Tourism to Israel, badly damaged by rocket fire from Gaza during an Israeli offensive against Islamist militants in the enclave, should bounce back later in the year, Tourism Minister Uzi Landau said on Tuesday.

More than 3.5 million visitors came to Israel in 2013, pumping some 40 billion shekels ($12 billion) into the economy and 1.9 million came in the first six months of the year.

Landau said the tourist industry had been on course for 4-4.1 million visitors in all this year. But the Gaza flare-up that began on July 8 caused a 35 percent plunge in visitors at a cost of $500 million in lost revenue for the third quarter, according to an Israel Hotel Association (IHA) estimate.

That loss was “far too much” for a country that relies on tourism for as much as 6 percent of its GDP , Landau told Reuters in an interview.

“This year we would have had 4 to 4.1 million. It won’t get there. It is not going to be a great year, another record year, as we had hoped, but we still hope for a good year. We hope to have at least the figure of last year. We believe things will be back on track in the next three, four months,” he said.

Calm returned on Tuesday as Israel withdrew ground forces from the Gaza Strip and started a 72-hour ceasefire with Hamas, mediated by Egypt as a first step towards negotiations on a more enduring end to the month-old war.

Over the past month, during the peak of the tourist season, some 3,000 rockets were launched into Israel from Gaza, causing mass cancellations by foreign visitors; many Israelis themselves aborted travel plans within the country for their holidays.

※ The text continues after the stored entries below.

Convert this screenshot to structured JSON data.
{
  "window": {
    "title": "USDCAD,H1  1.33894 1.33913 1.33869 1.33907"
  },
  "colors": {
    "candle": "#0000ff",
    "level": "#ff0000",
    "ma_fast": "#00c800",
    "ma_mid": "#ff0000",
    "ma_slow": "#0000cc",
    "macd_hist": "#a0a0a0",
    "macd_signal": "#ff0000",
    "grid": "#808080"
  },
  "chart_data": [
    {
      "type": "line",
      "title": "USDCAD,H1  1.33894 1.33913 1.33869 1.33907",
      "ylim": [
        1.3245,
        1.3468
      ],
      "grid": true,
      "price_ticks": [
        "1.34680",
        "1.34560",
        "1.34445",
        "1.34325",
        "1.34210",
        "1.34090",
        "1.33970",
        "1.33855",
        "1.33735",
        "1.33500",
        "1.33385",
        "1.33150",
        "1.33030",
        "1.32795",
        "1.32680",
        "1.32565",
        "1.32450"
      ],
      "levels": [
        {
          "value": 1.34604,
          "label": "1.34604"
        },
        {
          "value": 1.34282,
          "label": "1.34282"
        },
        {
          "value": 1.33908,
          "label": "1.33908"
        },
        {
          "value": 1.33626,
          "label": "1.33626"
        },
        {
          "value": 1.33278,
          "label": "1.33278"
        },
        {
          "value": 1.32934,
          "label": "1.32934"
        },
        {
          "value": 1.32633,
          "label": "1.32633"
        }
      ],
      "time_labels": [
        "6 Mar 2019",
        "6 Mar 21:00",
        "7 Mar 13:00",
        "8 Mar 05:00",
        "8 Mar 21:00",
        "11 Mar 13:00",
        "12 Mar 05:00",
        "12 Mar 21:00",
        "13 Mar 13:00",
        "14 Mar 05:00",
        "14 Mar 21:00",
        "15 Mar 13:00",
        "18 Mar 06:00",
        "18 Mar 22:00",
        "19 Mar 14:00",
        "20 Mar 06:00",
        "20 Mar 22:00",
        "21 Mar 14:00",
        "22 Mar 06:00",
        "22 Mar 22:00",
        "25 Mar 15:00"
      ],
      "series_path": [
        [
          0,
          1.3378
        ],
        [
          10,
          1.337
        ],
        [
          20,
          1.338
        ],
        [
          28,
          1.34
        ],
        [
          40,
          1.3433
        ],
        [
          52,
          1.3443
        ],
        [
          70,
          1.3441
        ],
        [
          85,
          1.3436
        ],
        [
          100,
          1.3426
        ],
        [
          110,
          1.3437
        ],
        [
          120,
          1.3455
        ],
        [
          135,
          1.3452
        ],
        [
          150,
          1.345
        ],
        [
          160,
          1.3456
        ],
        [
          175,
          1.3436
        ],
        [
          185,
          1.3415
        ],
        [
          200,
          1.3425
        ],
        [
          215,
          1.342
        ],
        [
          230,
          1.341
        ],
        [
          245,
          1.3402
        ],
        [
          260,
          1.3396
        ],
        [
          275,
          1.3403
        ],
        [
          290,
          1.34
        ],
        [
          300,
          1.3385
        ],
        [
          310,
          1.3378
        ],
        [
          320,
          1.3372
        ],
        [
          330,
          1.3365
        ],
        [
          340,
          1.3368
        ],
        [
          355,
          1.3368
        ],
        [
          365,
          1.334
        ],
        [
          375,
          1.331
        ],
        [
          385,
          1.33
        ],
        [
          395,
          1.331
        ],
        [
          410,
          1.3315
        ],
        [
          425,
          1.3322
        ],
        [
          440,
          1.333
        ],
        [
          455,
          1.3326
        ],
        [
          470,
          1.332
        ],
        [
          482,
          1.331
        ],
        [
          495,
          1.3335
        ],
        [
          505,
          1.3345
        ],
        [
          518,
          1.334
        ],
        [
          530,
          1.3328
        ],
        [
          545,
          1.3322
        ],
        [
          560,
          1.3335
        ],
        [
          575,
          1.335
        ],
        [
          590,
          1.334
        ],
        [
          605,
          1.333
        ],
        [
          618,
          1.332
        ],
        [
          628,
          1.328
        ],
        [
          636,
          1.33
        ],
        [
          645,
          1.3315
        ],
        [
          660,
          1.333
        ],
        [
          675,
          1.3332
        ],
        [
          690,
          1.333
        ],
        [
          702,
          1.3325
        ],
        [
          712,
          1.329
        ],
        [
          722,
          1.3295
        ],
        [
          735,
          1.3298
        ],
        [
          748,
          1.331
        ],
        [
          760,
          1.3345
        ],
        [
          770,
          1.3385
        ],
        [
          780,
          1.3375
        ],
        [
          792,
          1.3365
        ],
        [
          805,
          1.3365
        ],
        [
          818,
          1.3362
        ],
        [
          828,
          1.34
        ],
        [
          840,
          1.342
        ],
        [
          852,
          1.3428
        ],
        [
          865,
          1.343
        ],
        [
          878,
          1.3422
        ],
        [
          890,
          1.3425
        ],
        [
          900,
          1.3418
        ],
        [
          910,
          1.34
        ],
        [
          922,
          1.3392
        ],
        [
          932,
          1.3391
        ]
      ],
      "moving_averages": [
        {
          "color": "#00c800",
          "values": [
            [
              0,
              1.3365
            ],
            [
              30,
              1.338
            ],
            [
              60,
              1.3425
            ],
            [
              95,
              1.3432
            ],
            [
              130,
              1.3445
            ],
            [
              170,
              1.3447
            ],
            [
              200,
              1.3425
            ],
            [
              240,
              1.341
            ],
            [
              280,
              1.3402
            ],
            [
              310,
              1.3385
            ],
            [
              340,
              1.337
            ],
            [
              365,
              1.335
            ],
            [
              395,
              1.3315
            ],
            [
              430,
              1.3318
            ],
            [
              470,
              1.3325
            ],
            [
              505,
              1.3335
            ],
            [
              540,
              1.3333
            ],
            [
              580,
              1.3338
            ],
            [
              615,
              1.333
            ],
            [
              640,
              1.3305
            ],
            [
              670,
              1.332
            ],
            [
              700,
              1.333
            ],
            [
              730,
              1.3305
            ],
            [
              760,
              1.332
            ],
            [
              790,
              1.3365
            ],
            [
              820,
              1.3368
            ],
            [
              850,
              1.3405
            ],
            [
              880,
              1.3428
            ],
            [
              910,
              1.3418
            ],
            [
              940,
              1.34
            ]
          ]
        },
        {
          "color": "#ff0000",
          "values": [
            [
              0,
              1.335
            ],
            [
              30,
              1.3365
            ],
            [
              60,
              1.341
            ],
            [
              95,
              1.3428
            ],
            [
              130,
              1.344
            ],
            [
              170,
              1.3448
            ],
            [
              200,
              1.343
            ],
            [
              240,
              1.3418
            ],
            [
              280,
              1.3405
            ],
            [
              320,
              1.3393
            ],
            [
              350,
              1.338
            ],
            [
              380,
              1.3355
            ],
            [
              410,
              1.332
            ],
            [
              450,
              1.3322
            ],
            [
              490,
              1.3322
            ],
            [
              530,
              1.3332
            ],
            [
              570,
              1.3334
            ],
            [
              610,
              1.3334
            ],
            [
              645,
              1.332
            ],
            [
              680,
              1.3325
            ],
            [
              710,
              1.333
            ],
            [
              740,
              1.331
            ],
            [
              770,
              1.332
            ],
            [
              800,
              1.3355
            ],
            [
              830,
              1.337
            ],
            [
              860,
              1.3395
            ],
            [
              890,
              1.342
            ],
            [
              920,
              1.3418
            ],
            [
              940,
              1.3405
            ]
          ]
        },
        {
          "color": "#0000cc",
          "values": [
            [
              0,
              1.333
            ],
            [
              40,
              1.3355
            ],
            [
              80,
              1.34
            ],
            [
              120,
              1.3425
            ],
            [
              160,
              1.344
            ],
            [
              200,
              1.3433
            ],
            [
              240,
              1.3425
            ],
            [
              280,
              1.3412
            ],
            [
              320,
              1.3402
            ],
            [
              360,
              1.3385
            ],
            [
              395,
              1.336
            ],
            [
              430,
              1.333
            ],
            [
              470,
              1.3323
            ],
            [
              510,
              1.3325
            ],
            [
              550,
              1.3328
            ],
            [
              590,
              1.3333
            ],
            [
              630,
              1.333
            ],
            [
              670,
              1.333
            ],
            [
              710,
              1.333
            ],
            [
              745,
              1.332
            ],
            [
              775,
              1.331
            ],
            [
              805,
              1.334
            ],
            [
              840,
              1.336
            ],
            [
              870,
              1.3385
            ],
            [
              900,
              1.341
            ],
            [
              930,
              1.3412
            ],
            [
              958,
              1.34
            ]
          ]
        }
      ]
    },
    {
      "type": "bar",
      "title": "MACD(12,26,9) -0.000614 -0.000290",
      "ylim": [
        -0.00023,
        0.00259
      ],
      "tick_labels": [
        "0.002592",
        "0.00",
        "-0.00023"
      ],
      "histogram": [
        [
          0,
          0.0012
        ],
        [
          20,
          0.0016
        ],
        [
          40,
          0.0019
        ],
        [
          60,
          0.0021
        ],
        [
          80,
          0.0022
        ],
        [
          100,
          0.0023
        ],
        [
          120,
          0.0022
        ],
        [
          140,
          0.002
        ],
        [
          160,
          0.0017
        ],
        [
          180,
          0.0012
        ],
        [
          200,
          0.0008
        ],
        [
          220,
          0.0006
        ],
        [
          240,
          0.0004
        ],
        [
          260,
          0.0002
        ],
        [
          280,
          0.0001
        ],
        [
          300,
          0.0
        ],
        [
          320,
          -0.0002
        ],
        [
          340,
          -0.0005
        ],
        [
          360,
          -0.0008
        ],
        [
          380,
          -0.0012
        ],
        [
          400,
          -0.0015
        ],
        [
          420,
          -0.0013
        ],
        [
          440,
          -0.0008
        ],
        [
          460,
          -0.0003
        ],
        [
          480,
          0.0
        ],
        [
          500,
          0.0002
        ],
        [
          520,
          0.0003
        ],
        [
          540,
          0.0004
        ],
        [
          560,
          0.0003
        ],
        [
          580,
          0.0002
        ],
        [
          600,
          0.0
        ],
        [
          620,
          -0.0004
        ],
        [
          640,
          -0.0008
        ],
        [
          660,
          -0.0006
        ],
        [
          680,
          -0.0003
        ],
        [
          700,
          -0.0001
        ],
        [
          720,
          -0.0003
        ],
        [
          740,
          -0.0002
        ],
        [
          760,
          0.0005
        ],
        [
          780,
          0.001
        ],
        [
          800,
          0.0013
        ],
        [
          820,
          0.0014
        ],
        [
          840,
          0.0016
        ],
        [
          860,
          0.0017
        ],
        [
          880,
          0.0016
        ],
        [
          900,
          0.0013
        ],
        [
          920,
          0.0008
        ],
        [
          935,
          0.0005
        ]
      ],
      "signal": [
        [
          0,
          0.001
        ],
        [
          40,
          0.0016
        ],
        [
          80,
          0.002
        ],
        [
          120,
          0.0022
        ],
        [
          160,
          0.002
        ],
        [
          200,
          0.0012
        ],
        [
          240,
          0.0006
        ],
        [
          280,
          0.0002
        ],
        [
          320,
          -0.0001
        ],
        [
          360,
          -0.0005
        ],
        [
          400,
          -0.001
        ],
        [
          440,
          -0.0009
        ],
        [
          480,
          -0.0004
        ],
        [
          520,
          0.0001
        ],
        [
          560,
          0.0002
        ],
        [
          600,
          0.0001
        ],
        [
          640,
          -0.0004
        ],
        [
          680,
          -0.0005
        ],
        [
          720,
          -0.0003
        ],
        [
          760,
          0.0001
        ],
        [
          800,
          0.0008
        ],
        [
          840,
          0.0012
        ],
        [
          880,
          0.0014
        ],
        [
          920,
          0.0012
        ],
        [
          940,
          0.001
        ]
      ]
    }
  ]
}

Most of the rockets launched into Israel were intercepted by its Iron Dome anti-missile defense shield, or fell into uninhabited open areas. Overall, the rocket fire caused minor, isolated damage.

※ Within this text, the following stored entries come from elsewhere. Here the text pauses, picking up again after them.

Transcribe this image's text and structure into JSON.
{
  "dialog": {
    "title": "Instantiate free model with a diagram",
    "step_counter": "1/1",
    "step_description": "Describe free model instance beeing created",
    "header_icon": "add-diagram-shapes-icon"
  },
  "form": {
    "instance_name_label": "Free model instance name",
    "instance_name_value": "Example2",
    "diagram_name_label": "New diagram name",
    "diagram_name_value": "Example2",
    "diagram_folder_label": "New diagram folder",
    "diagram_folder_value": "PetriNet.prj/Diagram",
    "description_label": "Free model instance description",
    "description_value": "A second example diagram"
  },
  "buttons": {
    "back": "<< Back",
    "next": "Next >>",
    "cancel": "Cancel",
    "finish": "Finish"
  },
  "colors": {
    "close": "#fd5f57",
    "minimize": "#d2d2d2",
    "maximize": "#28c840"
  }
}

Landau said tourism bounced back within four to six months after three recent Israeli military operations – two with Gaza, in 2009 and 2012, and one with Hezbollah in Lebanon in 2006.

“For the entire economy (the war) will be a dent but tourism will be two dents,” he said.

Landau said the recent wave of tourist cancellations arose from the perception that Israel was not safe. He said a directive by the U.S. Federal Aviation Administration last month to ban U.S. airline travel to Tel Aviv for two days after a rocket landed near Ben Gurion airport was unnecessary.

“Our airport is the most secure in the world,” he said. “Hamas tried their best to focus on the airport but they had no success whatsoever.”

Still, German tour operator TUI Deutschland, part of Europe’s largest tour operator TUI Travel, said on Tuesday it had extended a precautionary policy of taking no bookings for Israel until Aug. 31.

Landau said the government was discussing compensation for the Israel’s tourist sector. His ministry had also launched a local campaign encouraging Israelis to travel in the last weeks of summer vacation while also targeting the main foreign markets – the United States, Russia, Germany, Britain, France and Italy.